In the first and second paragraphs of Andrej's answer, he relates a binary product to a dependent product type, stating first that we can write a binary product of sets as $\Pi_{i\in I}X_{i}$ and then stating second that we can write a dependent product type as $\Pi(i:I)X(i)$ which can then be used to get a binary product $A \times B$ as a special case if we take $I = \text{Bool}$, $X(\text{false})=A$, and $X(\text{true})=B$.

However, in my head these two $\Pi$ symbols mean something fairly different.

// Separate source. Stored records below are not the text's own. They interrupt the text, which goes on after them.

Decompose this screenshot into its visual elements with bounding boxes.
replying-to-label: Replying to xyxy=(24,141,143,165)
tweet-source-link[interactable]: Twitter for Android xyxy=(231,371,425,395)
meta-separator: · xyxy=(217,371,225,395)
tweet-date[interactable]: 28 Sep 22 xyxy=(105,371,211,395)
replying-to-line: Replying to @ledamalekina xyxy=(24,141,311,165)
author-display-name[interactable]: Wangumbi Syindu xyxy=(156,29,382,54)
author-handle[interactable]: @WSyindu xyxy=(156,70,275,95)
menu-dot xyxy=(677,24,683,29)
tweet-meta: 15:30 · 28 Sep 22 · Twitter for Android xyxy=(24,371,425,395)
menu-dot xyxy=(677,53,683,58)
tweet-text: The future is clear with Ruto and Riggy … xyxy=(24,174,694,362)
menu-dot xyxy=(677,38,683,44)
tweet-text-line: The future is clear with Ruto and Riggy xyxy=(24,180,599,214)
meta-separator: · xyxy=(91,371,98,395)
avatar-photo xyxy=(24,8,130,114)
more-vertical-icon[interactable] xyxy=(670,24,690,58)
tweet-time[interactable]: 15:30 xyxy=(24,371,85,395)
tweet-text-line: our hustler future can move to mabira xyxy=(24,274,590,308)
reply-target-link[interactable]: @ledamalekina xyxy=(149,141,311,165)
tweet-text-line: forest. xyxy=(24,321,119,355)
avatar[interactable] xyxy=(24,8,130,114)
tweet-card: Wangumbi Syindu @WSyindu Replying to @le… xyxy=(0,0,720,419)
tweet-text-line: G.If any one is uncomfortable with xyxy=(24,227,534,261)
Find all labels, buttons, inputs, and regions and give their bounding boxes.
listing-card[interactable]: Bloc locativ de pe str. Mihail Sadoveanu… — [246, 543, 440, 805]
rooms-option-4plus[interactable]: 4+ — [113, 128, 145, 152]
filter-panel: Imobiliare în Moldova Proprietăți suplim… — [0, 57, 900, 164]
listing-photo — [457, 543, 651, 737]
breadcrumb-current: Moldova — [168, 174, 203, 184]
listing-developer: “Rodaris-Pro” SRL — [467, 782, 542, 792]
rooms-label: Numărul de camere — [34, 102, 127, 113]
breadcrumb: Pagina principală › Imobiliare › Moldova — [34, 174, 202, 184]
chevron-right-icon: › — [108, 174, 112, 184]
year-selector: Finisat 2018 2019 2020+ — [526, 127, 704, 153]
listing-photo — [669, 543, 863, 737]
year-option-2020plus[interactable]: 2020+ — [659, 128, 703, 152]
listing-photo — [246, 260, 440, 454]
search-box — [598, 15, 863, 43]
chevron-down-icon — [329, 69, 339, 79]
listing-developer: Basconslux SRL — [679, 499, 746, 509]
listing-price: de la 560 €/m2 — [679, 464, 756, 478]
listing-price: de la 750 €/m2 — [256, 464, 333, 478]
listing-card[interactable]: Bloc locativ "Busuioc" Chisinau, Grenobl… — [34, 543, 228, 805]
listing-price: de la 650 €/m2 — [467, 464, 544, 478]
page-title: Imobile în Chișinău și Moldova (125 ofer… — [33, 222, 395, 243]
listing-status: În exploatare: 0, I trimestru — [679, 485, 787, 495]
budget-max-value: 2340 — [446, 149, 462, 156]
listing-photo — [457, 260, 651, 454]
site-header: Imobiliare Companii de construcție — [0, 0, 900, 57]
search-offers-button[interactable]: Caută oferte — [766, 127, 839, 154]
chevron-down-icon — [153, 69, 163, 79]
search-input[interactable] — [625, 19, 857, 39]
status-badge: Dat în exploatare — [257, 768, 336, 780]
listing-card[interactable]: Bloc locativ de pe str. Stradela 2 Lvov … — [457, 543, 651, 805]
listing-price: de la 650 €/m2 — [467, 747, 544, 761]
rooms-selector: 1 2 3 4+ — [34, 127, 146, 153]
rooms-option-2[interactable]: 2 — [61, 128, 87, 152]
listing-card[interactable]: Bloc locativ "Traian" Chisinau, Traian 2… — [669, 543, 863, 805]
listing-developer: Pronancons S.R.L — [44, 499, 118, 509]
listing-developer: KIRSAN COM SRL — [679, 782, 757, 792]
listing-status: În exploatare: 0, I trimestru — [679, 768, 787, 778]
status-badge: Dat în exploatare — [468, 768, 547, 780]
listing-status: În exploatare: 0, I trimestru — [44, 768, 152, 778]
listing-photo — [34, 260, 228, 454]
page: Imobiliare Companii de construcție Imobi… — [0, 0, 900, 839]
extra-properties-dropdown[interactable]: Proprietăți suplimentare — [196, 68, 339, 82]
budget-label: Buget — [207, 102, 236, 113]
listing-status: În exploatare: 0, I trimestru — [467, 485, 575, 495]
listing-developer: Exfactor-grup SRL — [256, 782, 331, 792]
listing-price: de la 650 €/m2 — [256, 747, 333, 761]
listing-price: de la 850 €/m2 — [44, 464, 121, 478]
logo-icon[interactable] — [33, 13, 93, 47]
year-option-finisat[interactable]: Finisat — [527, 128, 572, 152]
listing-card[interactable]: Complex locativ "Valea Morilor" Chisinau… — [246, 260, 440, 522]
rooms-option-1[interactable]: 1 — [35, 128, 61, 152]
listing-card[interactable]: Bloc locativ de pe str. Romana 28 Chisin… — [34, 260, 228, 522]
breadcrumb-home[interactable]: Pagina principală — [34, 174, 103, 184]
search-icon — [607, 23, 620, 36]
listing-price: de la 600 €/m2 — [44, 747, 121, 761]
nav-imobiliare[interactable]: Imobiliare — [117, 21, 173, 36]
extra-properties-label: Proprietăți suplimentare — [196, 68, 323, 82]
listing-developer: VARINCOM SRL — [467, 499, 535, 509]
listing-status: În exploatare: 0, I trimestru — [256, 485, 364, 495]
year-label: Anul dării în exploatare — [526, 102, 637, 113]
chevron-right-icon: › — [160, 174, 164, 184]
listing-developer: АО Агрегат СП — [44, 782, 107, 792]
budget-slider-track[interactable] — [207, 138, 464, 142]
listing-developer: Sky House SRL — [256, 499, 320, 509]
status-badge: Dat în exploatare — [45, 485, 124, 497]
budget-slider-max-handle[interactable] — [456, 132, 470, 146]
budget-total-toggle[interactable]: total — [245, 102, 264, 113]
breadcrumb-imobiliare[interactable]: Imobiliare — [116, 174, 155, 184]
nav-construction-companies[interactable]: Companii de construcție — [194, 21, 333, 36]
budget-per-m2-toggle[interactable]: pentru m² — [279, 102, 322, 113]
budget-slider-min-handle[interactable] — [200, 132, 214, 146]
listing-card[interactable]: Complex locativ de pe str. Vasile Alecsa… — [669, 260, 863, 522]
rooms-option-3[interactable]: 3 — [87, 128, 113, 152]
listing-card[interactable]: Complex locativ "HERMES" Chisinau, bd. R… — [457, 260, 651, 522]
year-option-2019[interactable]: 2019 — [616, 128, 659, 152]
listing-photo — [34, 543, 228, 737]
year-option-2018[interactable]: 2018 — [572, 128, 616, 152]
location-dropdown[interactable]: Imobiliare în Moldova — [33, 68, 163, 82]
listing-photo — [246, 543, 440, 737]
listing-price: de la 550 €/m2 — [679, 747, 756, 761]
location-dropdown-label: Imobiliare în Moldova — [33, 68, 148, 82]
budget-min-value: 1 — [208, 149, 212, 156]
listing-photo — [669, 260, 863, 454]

In the first ($\Pi_{i\in I}X_{i}$), we are describing a set of ordered tuples $\{(x_1,x_1,\ldots,x_n) \space | \space x_1 \in X_1 , x_2 \in X_2, \ldots, x_n \in X_n\}$ where every combination of $(x_1, x_2, \ldots, x_n)$ is accounted for, whereas in the second ($\Pi(i:I)X(i)$), we are describing the type of a function that maps every element $i : I$ to an element in $X(i)$, where it's not necessarily true that for every $x \in X(i)$ there exists a function $f_x$ such that $f_x(i) = x$. How do we get an ordered tuple from a function?

To add to my confusion, the explanation of dependent product types on ncatlab here explicitly states the following:

It [dependent product types] includes function types as the special case when B is not dependent on A. Note that a binary product type is rather different, being actually a special case of a dependent sum type.

Answer 1

Lets introduce $[n] = \{1,...,n\}$ as a convenience type and look a function $f$ in $\Pi (i:[n]) X(i)$. Now $f[i]$ maps to $x_i \in X_i$. So we could think of $f$ as an ordered sequence/tuple: $f \simeq (x_1,...,x_n)$. Of course for different indexing types its not an ordered tuple in the "classical integer index" sense.

Also $\Pi (i:[n]) X(i)$ contains all of the $n$-long tuples and just some as you thought; so for every $x \in X_i$ there is $f_x: \Pi(i:I)X(i)$ with $f_X(i) = x$.

The last quote is easy to misunderstand; what they try to say is $A \times B = \Sigma (a:A) B $. Where the second object is a dependent sum type $\Sigma (a:A) B(a)$. With $B(a) = B$ constant. I usually think of inhabitants of $\Sigma (a:A) B(a)$ as a pairs $(a, b_a \in B(a))$ and of $\Pi(i:I)X(i)$ as functions $f(i) = x_i \in X_i$. At "runtime" the a function can be evaluated at any $i$ but a pair is fixed.